Surrounded by the towering Hazelton Range within the Coast Mountains, the communities of Hazelton and New Hazelton enjoy a special place at the confluence of the legendary Bulkley and Skeena rivers in northwestern B.C. Hazelton is one of the oldest communities in northern B.C. and was the staging point for the Omineca gold rush of 1869 that used the Skeena River to ferry prospectors to the nearby gold fields.
In later years, it was softwood lumber that became the major industry for the area, but when the softwood lumber dispute with the U.S. took hold some 15 years ago, the market all but disappeared — taking more than 9,000 B.C. jobs with it — with very little to replace it.
Today, the Hazelton area is home to some 6,500 people living in the two municipalities, three unincorporated settlements and seven First Nations villages.
“When I came here 36 years ago, this was a thriving little community,” recalls Dr. Peter Newbery, an internationally recognized expert in the practice of rural family medicine, who works in the community’s Wrinch Memorial Hospital. “Today, unemployment here is high and in the winter can hit 95 per cent among the neighbouring First Nations communities.”
“With high unemployment comes health issues. The two are directly linked. I’ve seen all of the ills that unemployment and poor health can bring — suicide, alcoholism, family breakup.”

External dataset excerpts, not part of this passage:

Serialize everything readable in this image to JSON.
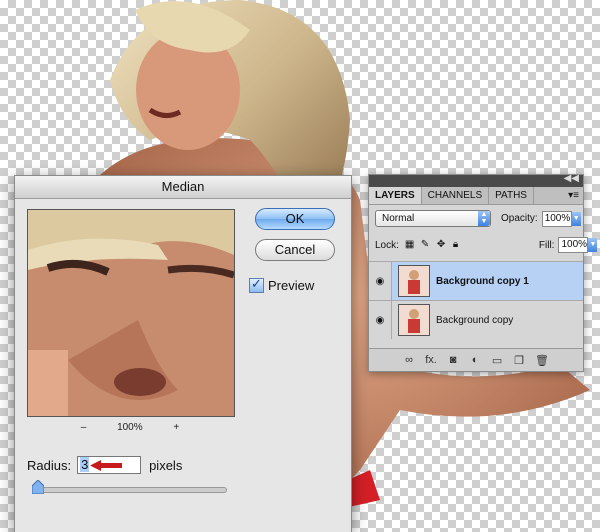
{
  "dialog": {
    "title": "Median",
    "ok_label": "OK",
    "cancel_label": "Cancel",
    "preview_label": "Preview",
    "preview_checked": true,
    "zoom_minus": "–",
    "zoom_level": "100%",
    "zoom_plus": "+",
    "radius_label": "Radius:",
    "radius_value": "3",
    "radius_unit": "pixels"
  },
  "layers_panel": {
    "tabs": [
      {
        "label": "LAYERS",
        "active": true
      },
      {
        "label": "CHANNELS",
        "active": false
      },
      {
        "label": "PATHS",
        "active": false
      }
    ],
    "blend_mode": "Normal",
    "opacity_label": "Opacity:",
    "opacity_value": "100%",
    "lock_label": "Lock:",
    "fill_label": "Fill:",
    "fill_value": "100%",
    "layers": [
      {
        "name": "Background copy 1",
        "selected": true
      },
      {
        "name": "Background copy",
        "selected": false
      }
    ],
    "footer_icons": [
      "link-icon",
      "fx-icon",
      "mask-icon",
      "adjustment-icon",
      "folder-icon",
      "new-layer-icon",
      "trash-icon"
    ],
    "footer_fx_label": "fx."
  },
  "colors": {
    "ok_button": "#6ea9ec",
    "selected_layer": "#b6d1f4",
    "arrow": "#c8191c"
  }
}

– Dr. Peter Newbery, doctor, Wrinch Memorial Hospital
Dr. Newbery and others in the community started talking about solutions. What could they do to bring a renewed sense of optimism back to the area, and with it, a much-needed sense of well-being? Faced with limited recreational facilities, they developed a strategy known as the Heart of the Hazeltons, with an immediate focus on replacing the 50-year-old ice arena with a new facility, called the Upper Skeena Recreation Centre.
On April 16, TransCanada’s Prince Rupert Gas Transmission Project donated $1 million to support the construction of the $10-million facility and help run its programs over the next 10 years.
Financial support has come from the Regional District of Kitimat-Stikine, the Village of Hazelton and the District of New Hazelton, the Gitxsan Government Commission donated $50,000 and the Gitxsan Hereditary Chiefs have committed more than $350,000. Dr. Newbery says TransCanada’s large donation sends an important signal to other funders who may have been sitting on the fence before making a decision to donate.
“As a physician, the health and well-being of my community is paramount and we felt that this project is an opportunity for this community to regain hope and a sense of purpose,” he noted. “The arena that’s there now is in such poor shape, that it is not attractive to go there. With the Centre, we are hoping that it will spark a new interest in fitness, to get all age groups thinking about fitness and health again,” said Dr. Newbery.
He sees important spinoff effects that will come once the 500-seat, NHL-sized arena is built in time for the 2015 hockey season. The new arena will be built next to the local high school, so that fitness programs can link with high school programs, which in turn will encourage students to stay in school and complete their education. It will also serve as a gathering place for socializing, graduation ceremonies and weddings that doesn’t exist now.